The South Pacific Ocean which many ships used to cross every year will see more new appearances from Matson’s vessels beginning this month.
The shipping company has just acquired the assets of the former Reef Shipping on January 5th, 2013 and it has just launched one of its ships in a ceremony Ogle described as ‘none of the ships are newly launched” but it was just in accordance with what the company normally do when its new vessels travel for the first time.
Jonathan Ogle, Matson Director for South Pacific told Kaniva News that, “It is Matson’s tradition to bless each ship new to Matson on its maiden voyage.”
On Monday 25th Matson ship Olomana was blessed in Auckland and now looking forward for Liloa ship to be blessed on March 2nd and Mana Ship will be blessed on March 4th.
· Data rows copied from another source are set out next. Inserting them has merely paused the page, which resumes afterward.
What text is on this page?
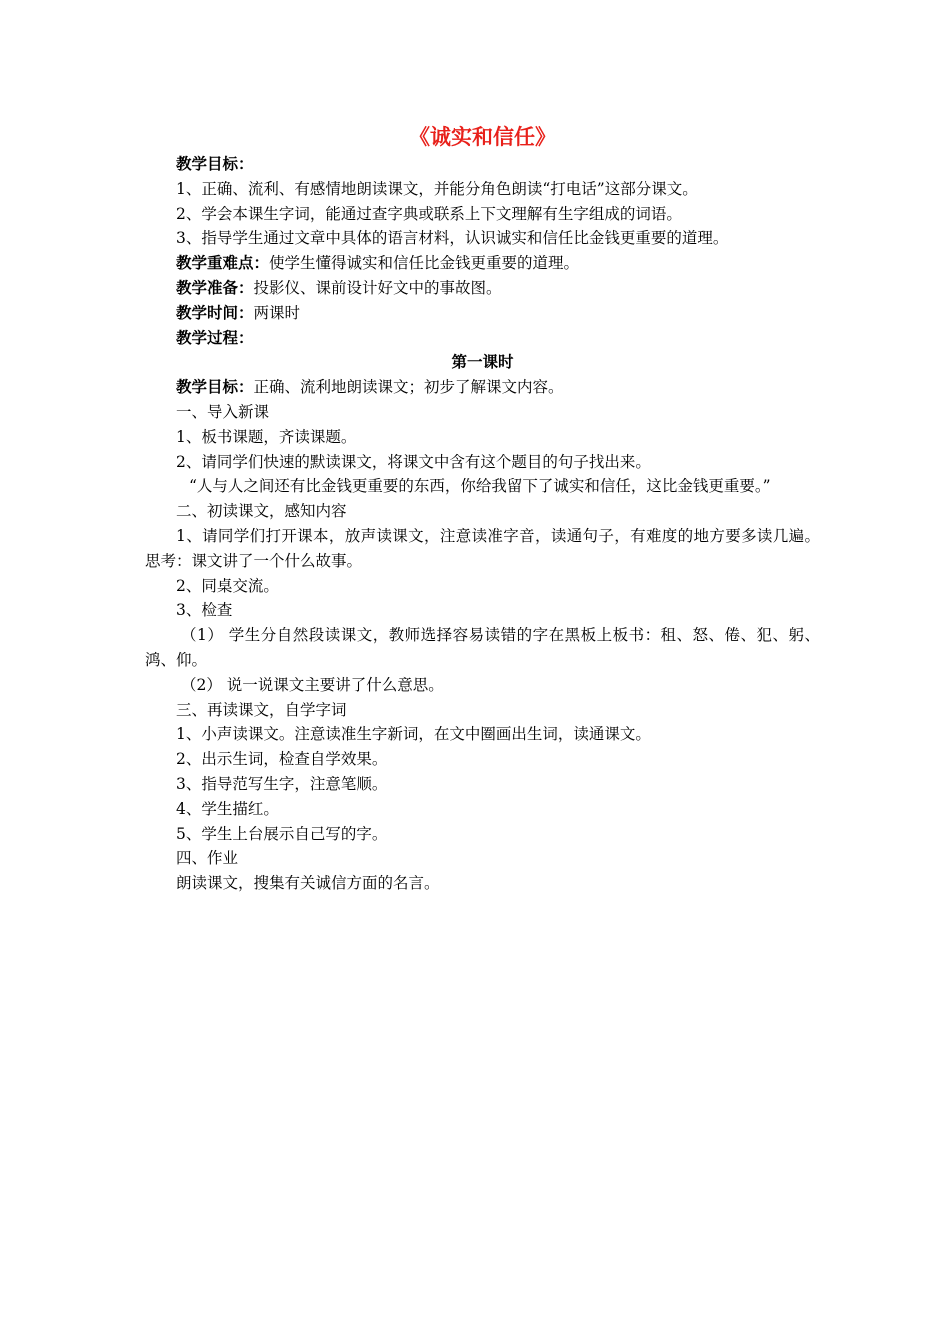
《诚实和信任》

教学目标：

1、正确、流利、有感情地朗读课文，并能分角色朗读“打电话”这部分课文。

2、学会本课生字词，能通过查字典或联系上下文理解有生字组成的词语。

3、指导学生通过文章中具体的语言材料，认识诚实和信任比金钱更重要的道理。

教学重难点：使学生懂得诚实和信任比金钱更重要的道理。

教学准备：投影仪、课前设计好文中的事故图。

教学时间：两课时

教学过程：

第一课时

教学目标：正确、流利地朗读课文；初步了解课文内容。

一、导入新课

1、板书课题，齐读课题。

2、请同学们快速的默读课文，将课文中含有这个题目的句子找出来。

“人与人之间还有比金钱更重要的东西，你给我留下了诚实和信任，这比金钱更重要。”

二、初读课文，感知内容

1、请同学们打开课本，放声读课文，注意读准字音，读通句子，有难度的地方要多读几遍。思考：课文讲了一个什么故事。

2、同桌交流。

3、检查

（1） 学生分自然段读课文，教师选择容易读错的字在黑板上板书：租、怒、倦、犯、躬、鸿、仰。

（2） 说一说课文主要讲了什么意思。

三、再读课文，自学字词

1、小声读课文。注意读准生字新词，在文中圈画出生词，读通课文。

2、出示生词，检查自学效果。

3、指导范写生字，注意笔顺。

4、学生描红。

5、学生上台展示自己写的字。

四、作业

朗读课文，搜集有关诚信方面的名言。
Kaniva was told that a Samoan Faifeau was conducting a prayer and blessed the ship.
Ogle said that Olomana sails every three weeks from Auckland to Rarotonga and Aititake in the Cook Islands and Niue.
The Liloa sails every three weeks from Auckland to Lautoka, Suva, Apia, Pago Pago, Vavau and Nukualofa. Mana sails every four weeks from Suva to Wallis, Futuna, Funafuti, Tarawa, Majuro, Nauru, Honiara, Santo and Vila.
The blessing of the ship on Monday was made because it now has the traditional Matson funnel with the big, blue “M”, the red, swallow-tailed Matson house flag and a Hawaiian name.
Orgle believes that the major difference that Matson will bring to the people of the South Pacific is its being an independent operator.
He said that they operate their own ships, independent of any cartels, with their own tariffs on their own schedules.
Their goal in the South Pacific is to be a high quality regional carrier offering shippers a well run alternative to the old cartel system.
Matson Company was founded in 1882, and it is a leading U.S. carrier in the Pacific.